Charles freute sich über diese Antwort, die er förmlich erhofft hatte. Ihm wurde es immer schwer ums Herz, wenn er daran dachte, hier wieder weggehen zu müssen. Nun aber war er sich sicher, für immer in Irland zu bleiben.
»Wir müssen nun aber überlegen, wie wir in Zukunft den Hof bewirtschaften wollen. Steven, der nun das Handwerk des Schmieds erlernt hat, hat zwar ein paar kleinere Aufträge aus der Nachbarschaft, aber für ihn reicht es noch nicht, um von seinen Erträgen leben zu können. Jim dagegen hat schon deutlich mehr zu tun. Niemand im Umkreis von 200 km hat eine so sauber arbeitende Säge. Aber auch er hat noch immer Zeit und Lust, uns auf dem Hof zu helfen. Und auch Claris und ich haben auf dem Hof unser Einkommen, sodass es vielleicht ratsam wäre, wenn du, Charles, dir auch außerhalb etwas suchen würdest, wodurch du eine zusätzliche Absicherung für unseren Hof erwirtschaftest.« schloss Dan, der, wie immer, am ökonomischsten von allen dachte. Er hatte viel erlebt und seine Erfahrung lehrte ihm, dass es für alle am sichersten sei, wenn jeder etwas anderes beherrschte. So kann der Einzelne in einem ertraglosen Jahr von den Einnahmen der Anderen leben.

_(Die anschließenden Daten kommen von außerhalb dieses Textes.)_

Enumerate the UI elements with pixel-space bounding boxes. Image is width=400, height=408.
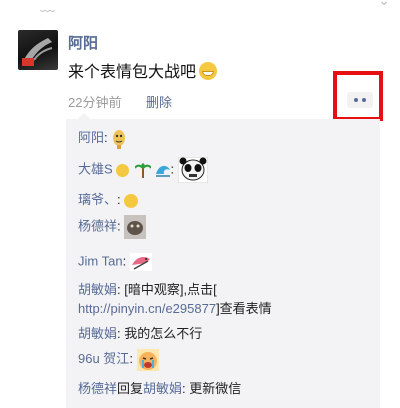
sticker-link[interactable]: http://pinyin.cn/e295877 xyxy=(78,301,216,316)
comment-colon: : xyxy=(117,192,121,207)
cookie-sticker xyxy=(113,129,126,149)
comment-row[interactable]: 大雄S : xyxy=(78,157,208,183)
comment-row[interactable]: 杨德祥: xyxy=(78,215,147,239)
comment-text: : 我的怎么不行 xyxy=(117,326,203,341)
comment-text: : [暗中观察],点击[ xyxy=(117,282,217,297)
comment-author[interactable]: 胡敏娟 xyxy=(78,282,117,297)
wave-icon xyxy=(155,165,170,177)
comment-row[interactable]: 胡敏娟: [暗中观察],点击[ xyxy=(78,279,217,298)
bird-sticker xyxy=(129,253,152,271)
smile-emoji-icon xyxy=(124,193,139,208)
previous-post-fragment: ﹏ ⌄ xyxy=(0,0,400,14)
delete-button[interactable]: 删除 xyxy=(146,92,172,111)
comment-author[interactable]: 杨德祥 xyxy=(78,381,117,396)
comment-row[interactable]: Jim Tan: xyxy=(78,253,152,271)
comment-colon: : xyxy=(170,161,175,177)
comment-author[interactable]: 96u 贺江 xyxy=(78,351,129,366)
panda-sticker xyxy=(177,157,208,183)
reply-word: 回复 xyxy=(117,381,144,396)
cut-off-text: ﹏ xyxy=(40,0,56,14)
comments-panel: 阿阳: 大雄S : 璃爷、: 杨德祥: Jim Tan: 胡敏娟: [暗中观察]… xyxy=(66,113,380,408)
comment-author[interactable]: 璃爷、 xyxy=(78,192,117,207)
comment-colon: : xyxy=(117,218,121,234)
comment-row-continuation: http://pinyin.cn/e295877]查看表情 xyxy=(78,298,272,317)
cat-photo-sticker xyxy=(124,215,147,239)
comment-text: : 更新微信 xyxy=(182,381,242,396)
chevron-icon: ⌄ xyxy=(378,0,390,8)
post-timestamp: 22分钟前 xyxy=(68,95,122,110)
comment-author[interactable]: 杨德祥 xyxy=(78,218,117,233)
comment-author[interactable]: 胡敏娟 xyxy=(78,326,117,341)
comment-row[interactable]: 胡敏娟: 我的怎么不行 xyxy=(78,323,202,342)
grin-emoji-icon xyxy=(199,62,218,80)
comment-row[interactable]: 96u 贺江: xyxy=(78,348,159,371)
post-text: 来个表情包大战吧 xyxy=(68,58,218,82)
comment-colon: : xyxy=(122,253,127,269)
comment-colon: : xyxy=(129,351,133,366)
reply-target[interactable]: 胡敏娟 xyxy=(143,381,182,396)
flag-icon xyxy=(22,58,34,66)
crying-sticker xyxy=(136,348,159,371)
comment-row[interactable]: 阿阳: xyxy=(78,127,127,149)
smile-emoji-icon xyxy=(116,163,130,177)
comment-author[interactable]: 大雄S xyxy=(78,161,113,176)
palm-tree-icon xyxy=(134,163,151,178)
comment-row[interactable]: 杨德祥回复胡敏娟: 更新微信 xyxy=(78,378,241,397)
highlight-box xyxy=(333,71,383,121)
comment-colon: : xyxy=(104,130,108,145)
comment-text: ]查看表情 xyxy=(216,301,272,316)
comment-row[interactable]: 璃爷、: xyxy=(78,189,140,208)
post-text-content: 来个表情包大战吧 xyxy=(68,64,197,81)
post-author-name[interactable]: 阿阳 xyxy=(68,32,98,53)
comment-author[interactable]: 阿阳 xyxy=(78,130,104,145)
comment-author[interactable]: Jim Tan xyxy=(78,253,123,268)
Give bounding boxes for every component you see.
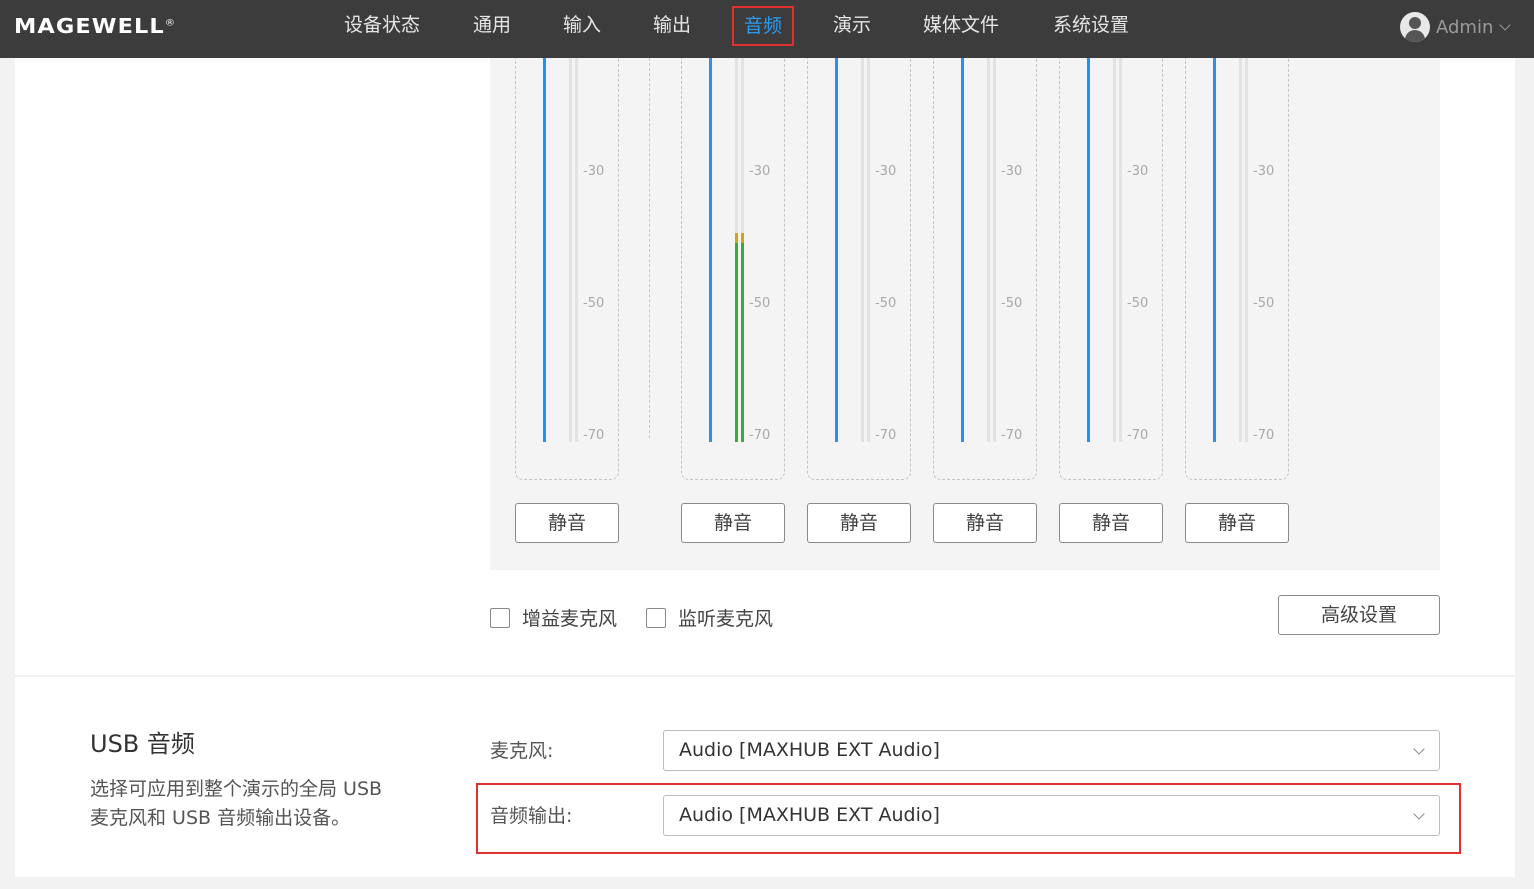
tick-label: -70 — [1001, 428, 1023, 443]
gain-mic-label: 增益麦克风 — [522, 608, 618, 630]
level-track-left — [1239, 58, 1242, 442]
nav-output[interactable]: 输出 — [643, 10, 701, 46]
tick-label: -30 — [875, 164, 897, 179]
mute-button-3[interactable]: 静音 — [807, 503, 911, 543]
tick-label: -50 — [1253, 296, 1275, 311]
mute-button-6[interactable]: 静音 — [1185, 503, 1289, 543]
advanced-settings-button[interactable]: 高级设置 — [1278, 595, 1440, 635]
user-name: Admin — [1436, 16, 1494, 38]
user-avatar-icon — [1400, 12, 1430, 42]
monitor-mic-checkbox[interactable]: 监听麦克风 — [646, 604, 773, 631]
channel-meter-2: -30 -50 -70 — [681, 58, 785, 480]
chevron-down-icon — [1499, 19, 1512, 31]
tick-label: -30 — [583, 164, 605, 179]
mic-select-value: Audio [MAXHUB EXT Audio] — [679, 739, 940, 761]
description-line: 麦克风和 USB 音频输出设备。 — [90, 807, 351, 829]
nav-input[interactable]: 输入 — [553, 10, 611, 46]
tick-label: -50 — [875, 296, 897, 311]
audio-output-select[interactable]: Audio [MAXHUB EXT Audio] — [663, 795, 1440, 836]
mute-button-4[interactable]: 静音 — [933, 503, 1037, 543]
level-signal-left — [735, 243, 738, 442]
level-track-left — [569, 58, 572, 442]
channel-meter-4: -30 -50 -70 — [933, 58, 1037, 480]
channel-divider — [649, 58, 650, 438]
volume-fader[interactable] — [961, 58, 964, 442]
registered-mark: ® — [164, 18, 177, 29]
tick-label: -30 — [749, 164, 771, 179]
mute-button-1[interactable]: 静音 — [515, 503, 619, 543]
channel-meter-3: -30 -50 -70 — [807, 58, 911, 480]
volume-fader[interactable] — [1087, 58, 1090, 442]
level-track-right — [1119, 58, 1122, 442]
magewell-logo[interactable]: MAGEWELL® — [14, 14, 176, 38]
mute-button-2[interactable]: 静音 — [681, 503, 785, 543]
volume-fader[interactable] — [543, 58, 546, 442]
level-track-left — [987, 58, 990, 442]
tick-label: -70 — [1127, 428, 1149, 443]
nav-device-status[interactable]: 设备状态 — [334, 10, 430, 46]
tick-label: -50 — [1001, 296, 1023, 311]
level-track-right — [1245, 58, 1248, 442]
tick-label: -50 — [583, 296, 605, 311]
tick-label: -70 — [1253, 428, 1275, 443]
nav-media-files[interactable]: 媒体文件 — [913, 10, 1009, 46]
volume-fader[interactable] — [835, 58, 838, 442]
user-menu[interactable]: Admin — [1400, 12, 1512, 42]
level-signal-right — [741, 243, 744, 442]
chevron-down-icon — [1413, 808, 1425, 820]
nav-system-settings[interactable]: 系统设置 — [1043, 10, 1139, 46]
description-line: 选择可应用到整个演示的全局 USB — [90, 778, 383, 800]
channel-meter-6: -30 -50 -70 — [1185, 58, 1289, 480]
nav-audio[interactable]: 音频 — [732, 6, 795, 46]
logo-text: MAGEWELL — [14, 14, 165, 38]
nav-general[interactable]: 通用 — [463, 10, 521, 46]
checkbox-box[interactable] — [490, 607, 510, 628]
audio-output-label: 音频输出: — [490, 805, 573, 827]
tick-label: -70 — [583, 428, 605, 443]
tick-label: -50 — [749, 296, 771, 311]
top-navigation-bar: MAGEWELL® 设备状态 通用 输入 输出 音频 演示 媒体文件 系统设置 … — [0, 0, 1534, 58]
usb-audio-description: 选择可应用到整个演示的全局 USB 麦克风和 USB 音频输出设备。 — [90, 775, 410, 833]
monitor-mic-label: 监听麦克风 — [678, 608, 774, 630]
gain-mic-checkbox[interactable]: 增益麦克风 — [490, 604, 617, 631]
tick-label: -50 — [1127, 296, 1149, 311]
volume-fader[interactable] — [709, 58, 712, 442]
audio-output-select-value: Audio [MAXHUB EXT Audio] — [679, 804, 940, 826]
tick-label: -30 — [1127, 164, 1149, 179]
level-track-left — [1113, 58, 1116, 442]
level-track-right — [867, 58, 870, 442]
tick-label: -70 — [749, 428, 771, 443]
level-peak-right — [741, 233, 744, 243]
mic-label: 麦克风: — [490, 740, 554, 762]
level-peak-left — [735, 233, 738, 243]
level-track-right — [575, 58, 578, 442]
tick-label: -30 — [1001, 164, 1023, 179]
channel-meter-5: -30 -50 -70 — [1059, 58, 1163, 480]
mic-select[interactable]: Audio [MAXHUB EXT Audio] — [663, 730, 1440, 771]
tick-label: -70 — [875, 428, 897, 443]
mute-button-5[interactable]: 静音 — [1059, 503, 1163, 543]
channel-meter-1: -30 -50 -70 — [515, 58, 619, 480]
nav-presentation[interactable]: 演示 — [823, 10, 881, 46]
tick-label: -30 — [1253, 164, 1275, 179]
level-track-right — [993, 58, 996, 442]
checkbox-box[interactable] — [646, 607, 666, 628]
volume-fader[interactable] — [1213, 58, 1216, 442]
chevron-down-icon — [1413, 743, 1425, 755]
level-track-left — [861, 58, 864, 442]
usb-audio-title: USB 音频 — [90, 730, 195, 758]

»Ja, du hast recht«, fing Charles an »auch ich sollte mir etwas außerhalb des Hofes suchen. Da ich allerdings keine Idee habe, was ich machen könnte würde ich mich freuen, wenn einer von euch einen Vorschlag machen könnte!«
»Lass uns heute darüber nicht mehr reden« sagte Claris, » statt dessen lasst uns lieber den Entschluss feiern«
Und so feierten die Fünf ein Fest am Lagerfeuer und freuten sich über das neue Familienmitglied.